Before shipping out, Matthew told his mother, Diane, that he would email her every day. His aunt and godmother, Allison Valentin, told NJ.com they realized something was wrong when “one night he didn’t email”.

His father explained how his son, a Sergeant in the Marines, was fatally injured in Fallujah, Iraq.

“He was a gunner on a Humvee protecting a convoy when a car driven by a suicide bomber rammed into them and he took a piece of shrapnel to the head," explained John.

Nine days after the attack his son died, on 5th May 2006, at Bethesda military hospital in Maryland, Virginia.

He continued, "They performed emergency brain surgery in Iraq, his whole frontal lobe was removed, and after other surgery he really had no brain left. They told us they could keep him like that for 20 years but we didn’t want that and he wouldn’t have wanted it.”

"It was a horrific scene in the head injury ward, some of the young men and women were going to be half-paralyzed, it was nine days of nightmare scenarios.”

Speaking to NJ.com after his death, his family and friends spoke about Matthew’s drive and his lifelong ambition to serve his country.

His mother Diane said, “He always liked playing with toy guns…He wanted to be a Marine because he wanted to be the best.

"That's what made him Matthew," she said. "He volunteered to go…He wanted to be with the other Marines."

Matthew’s father, John, was born in Cork City but moved to the United States when he was just two. In 2008 he came home to Cork as he found it too difficult to return to his position as a clerk in the US postal service following his son’s death.

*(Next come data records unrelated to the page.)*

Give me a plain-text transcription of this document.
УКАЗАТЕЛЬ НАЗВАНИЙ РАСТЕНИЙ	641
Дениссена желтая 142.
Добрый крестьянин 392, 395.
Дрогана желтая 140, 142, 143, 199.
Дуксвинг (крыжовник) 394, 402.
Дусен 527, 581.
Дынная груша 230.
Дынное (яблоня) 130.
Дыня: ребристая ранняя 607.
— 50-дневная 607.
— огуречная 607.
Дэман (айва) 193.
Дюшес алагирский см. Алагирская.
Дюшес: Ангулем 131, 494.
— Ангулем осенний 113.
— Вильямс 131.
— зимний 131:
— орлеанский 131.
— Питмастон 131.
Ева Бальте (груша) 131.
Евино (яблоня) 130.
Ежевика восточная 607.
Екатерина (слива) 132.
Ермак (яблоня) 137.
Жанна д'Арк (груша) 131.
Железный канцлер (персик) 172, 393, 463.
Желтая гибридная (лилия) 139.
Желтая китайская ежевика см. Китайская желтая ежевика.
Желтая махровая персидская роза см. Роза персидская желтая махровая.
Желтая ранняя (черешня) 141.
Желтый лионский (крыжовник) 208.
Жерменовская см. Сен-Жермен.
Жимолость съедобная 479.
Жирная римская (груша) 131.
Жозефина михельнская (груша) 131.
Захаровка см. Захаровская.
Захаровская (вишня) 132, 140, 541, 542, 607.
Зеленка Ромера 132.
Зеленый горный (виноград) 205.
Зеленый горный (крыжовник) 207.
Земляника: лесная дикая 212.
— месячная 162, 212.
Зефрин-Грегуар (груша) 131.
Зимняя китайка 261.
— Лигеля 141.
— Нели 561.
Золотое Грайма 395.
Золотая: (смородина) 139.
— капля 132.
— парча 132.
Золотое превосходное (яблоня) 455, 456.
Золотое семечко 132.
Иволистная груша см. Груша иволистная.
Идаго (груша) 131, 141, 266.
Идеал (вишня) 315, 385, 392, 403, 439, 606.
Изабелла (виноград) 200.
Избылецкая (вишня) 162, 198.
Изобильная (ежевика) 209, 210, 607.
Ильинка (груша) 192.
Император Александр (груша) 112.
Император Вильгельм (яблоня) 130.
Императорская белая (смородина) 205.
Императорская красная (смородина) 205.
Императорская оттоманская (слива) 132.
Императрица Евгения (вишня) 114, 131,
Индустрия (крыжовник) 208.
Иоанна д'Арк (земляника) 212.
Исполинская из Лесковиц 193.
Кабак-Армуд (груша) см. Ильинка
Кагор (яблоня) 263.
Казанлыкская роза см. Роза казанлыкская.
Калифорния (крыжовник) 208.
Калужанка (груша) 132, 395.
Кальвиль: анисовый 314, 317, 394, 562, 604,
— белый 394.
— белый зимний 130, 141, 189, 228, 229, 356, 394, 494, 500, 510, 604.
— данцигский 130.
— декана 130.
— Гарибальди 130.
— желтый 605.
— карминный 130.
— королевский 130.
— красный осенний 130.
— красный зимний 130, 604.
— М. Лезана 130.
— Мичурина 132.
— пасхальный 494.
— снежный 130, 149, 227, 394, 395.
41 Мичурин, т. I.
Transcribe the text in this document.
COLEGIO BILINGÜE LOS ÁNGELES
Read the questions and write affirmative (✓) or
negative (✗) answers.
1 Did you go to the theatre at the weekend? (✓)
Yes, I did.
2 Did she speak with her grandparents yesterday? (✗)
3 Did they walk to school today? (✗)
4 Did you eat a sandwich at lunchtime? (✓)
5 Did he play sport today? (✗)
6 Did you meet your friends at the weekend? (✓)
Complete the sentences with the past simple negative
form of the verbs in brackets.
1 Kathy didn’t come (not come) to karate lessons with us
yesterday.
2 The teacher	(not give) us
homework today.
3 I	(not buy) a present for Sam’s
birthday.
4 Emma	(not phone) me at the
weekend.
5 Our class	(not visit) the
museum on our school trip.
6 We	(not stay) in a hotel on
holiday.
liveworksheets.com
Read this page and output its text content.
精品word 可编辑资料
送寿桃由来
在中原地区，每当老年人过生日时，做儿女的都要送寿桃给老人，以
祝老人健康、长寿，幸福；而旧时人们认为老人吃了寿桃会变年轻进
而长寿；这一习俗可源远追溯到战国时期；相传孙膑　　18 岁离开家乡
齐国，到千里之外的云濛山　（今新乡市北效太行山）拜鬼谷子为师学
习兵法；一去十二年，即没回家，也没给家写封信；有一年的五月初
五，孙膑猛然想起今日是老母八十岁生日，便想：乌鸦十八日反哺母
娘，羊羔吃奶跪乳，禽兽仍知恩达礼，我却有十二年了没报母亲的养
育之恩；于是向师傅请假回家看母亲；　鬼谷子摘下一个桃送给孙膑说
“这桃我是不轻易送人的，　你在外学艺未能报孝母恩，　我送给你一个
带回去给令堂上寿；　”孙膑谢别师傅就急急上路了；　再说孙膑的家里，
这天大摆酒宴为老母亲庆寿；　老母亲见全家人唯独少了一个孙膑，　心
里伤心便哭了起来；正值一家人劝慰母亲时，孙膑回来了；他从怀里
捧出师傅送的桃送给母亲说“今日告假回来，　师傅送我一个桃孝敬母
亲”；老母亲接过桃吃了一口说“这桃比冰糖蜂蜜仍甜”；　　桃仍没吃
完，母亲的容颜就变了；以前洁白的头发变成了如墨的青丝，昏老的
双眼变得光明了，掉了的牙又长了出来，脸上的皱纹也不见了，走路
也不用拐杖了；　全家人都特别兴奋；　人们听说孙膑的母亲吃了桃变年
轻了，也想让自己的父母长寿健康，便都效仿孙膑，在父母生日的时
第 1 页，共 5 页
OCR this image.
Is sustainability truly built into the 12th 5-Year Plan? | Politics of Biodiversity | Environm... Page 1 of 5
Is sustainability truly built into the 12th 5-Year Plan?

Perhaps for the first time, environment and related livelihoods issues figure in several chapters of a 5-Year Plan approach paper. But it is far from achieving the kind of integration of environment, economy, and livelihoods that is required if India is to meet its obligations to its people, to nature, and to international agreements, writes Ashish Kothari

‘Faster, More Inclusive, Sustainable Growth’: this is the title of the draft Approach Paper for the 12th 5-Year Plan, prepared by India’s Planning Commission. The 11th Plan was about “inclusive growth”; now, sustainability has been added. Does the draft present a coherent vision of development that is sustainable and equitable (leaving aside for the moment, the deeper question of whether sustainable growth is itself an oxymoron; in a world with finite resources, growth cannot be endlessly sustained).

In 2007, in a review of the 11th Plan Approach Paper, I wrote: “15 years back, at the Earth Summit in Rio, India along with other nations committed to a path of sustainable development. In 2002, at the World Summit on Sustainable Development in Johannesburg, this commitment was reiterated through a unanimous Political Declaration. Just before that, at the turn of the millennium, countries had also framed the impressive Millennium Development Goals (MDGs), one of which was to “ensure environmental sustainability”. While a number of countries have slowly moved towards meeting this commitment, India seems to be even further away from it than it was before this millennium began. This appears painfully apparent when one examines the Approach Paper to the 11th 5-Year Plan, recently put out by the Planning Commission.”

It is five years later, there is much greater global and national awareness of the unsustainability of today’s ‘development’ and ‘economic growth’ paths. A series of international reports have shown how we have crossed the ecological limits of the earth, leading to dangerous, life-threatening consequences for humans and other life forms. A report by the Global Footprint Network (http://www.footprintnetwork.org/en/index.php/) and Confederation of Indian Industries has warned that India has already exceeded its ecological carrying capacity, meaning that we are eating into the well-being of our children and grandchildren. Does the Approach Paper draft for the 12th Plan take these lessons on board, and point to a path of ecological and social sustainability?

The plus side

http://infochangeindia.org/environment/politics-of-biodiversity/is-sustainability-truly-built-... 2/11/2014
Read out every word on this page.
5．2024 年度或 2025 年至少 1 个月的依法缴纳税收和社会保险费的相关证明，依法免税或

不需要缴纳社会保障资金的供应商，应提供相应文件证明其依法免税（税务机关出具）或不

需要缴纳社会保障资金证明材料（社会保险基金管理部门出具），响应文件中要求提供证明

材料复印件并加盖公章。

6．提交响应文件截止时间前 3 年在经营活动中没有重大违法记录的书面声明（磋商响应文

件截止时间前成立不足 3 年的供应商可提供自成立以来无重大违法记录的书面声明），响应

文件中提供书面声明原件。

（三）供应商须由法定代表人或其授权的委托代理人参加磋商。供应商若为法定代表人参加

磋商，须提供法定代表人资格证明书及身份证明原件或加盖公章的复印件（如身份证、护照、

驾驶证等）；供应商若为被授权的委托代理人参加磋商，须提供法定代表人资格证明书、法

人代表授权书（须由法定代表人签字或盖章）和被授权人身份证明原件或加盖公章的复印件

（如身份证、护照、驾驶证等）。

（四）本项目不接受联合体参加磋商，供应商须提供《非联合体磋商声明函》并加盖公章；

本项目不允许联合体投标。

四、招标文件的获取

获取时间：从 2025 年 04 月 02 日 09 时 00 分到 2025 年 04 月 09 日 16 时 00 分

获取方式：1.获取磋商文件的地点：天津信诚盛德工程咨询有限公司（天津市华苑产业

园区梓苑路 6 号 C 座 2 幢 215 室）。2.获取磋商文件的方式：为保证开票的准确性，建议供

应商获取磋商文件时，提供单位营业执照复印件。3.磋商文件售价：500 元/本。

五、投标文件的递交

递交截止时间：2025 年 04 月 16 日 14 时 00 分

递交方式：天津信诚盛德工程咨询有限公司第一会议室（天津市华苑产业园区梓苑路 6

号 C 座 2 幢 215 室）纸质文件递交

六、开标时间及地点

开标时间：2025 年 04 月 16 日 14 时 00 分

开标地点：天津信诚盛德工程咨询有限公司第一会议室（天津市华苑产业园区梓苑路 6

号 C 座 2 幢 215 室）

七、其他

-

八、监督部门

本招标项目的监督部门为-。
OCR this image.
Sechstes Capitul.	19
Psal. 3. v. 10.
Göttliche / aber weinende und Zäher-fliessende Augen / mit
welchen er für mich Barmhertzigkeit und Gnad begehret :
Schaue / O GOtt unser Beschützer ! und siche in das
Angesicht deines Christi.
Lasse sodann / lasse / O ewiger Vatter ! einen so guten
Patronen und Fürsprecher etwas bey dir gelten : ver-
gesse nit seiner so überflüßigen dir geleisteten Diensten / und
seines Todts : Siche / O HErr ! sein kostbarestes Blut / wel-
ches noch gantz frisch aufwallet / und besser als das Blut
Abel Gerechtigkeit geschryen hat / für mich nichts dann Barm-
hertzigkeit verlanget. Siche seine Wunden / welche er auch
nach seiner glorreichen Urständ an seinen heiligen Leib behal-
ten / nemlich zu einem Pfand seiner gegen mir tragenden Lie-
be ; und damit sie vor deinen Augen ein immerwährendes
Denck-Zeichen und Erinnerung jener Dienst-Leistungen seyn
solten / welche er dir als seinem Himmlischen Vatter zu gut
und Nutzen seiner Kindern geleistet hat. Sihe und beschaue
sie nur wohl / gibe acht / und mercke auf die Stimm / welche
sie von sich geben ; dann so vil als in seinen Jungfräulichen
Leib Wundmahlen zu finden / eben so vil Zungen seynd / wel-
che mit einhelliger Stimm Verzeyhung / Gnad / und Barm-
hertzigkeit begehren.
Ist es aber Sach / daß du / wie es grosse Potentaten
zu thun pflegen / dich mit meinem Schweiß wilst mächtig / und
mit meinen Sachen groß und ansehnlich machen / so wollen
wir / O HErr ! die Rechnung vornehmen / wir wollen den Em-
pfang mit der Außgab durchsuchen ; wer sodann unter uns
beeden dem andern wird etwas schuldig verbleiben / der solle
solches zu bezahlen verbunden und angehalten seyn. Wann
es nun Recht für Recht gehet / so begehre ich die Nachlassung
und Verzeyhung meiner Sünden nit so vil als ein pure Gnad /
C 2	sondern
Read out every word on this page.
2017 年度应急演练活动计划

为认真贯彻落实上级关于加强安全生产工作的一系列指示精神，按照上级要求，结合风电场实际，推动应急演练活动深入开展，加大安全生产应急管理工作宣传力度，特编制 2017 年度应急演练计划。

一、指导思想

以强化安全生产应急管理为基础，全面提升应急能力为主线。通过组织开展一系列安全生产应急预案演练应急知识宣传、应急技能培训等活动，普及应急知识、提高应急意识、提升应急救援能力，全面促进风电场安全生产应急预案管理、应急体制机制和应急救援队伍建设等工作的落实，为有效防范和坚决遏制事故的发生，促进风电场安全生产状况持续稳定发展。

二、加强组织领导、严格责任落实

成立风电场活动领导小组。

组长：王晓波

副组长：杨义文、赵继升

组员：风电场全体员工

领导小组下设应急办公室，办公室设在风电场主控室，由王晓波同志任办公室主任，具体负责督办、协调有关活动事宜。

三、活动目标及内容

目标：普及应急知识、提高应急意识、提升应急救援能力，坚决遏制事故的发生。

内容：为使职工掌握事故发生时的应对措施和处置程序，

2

After his son’s death, John lobbied his local Congressman to have a federal building named after his son. Once the campaign got started he handed it over to some of Matthew’s friends and left for Ireland.

This week John heard the good news. He told the Examiner, “I have an email alert set up to tell me whenever he is mentioned in news articles, and I got a message on Tuesday to tell me President Obama had signed the bill into law.”

Steve Rothman, the New Jersey congressman who sponsored the bill called Matthew a true American hero and hopes “the post office will stand as a testament to his bravery and sacrifice”.

The post office will now be renamed the Sergeant Matthew J Fenton Post Office this spring or summer.

"My son would have been 30 on January 17. That will be tough. It’s good that he will be remembered for a long time, every parent who loses a child wants them to be remembered,” said John.

The grieving father attends meetings with Anam Cara, a group for bereaved parents, in Cork. Although he is still angry, and dealing with the loss of his son, he believes he’s making progress.

“They say that time heals and for the first time I think it’s true. If you asked me this time last year, I probably wouldn’t have agreed but although things will never be the same, my head is clearing and there is progress."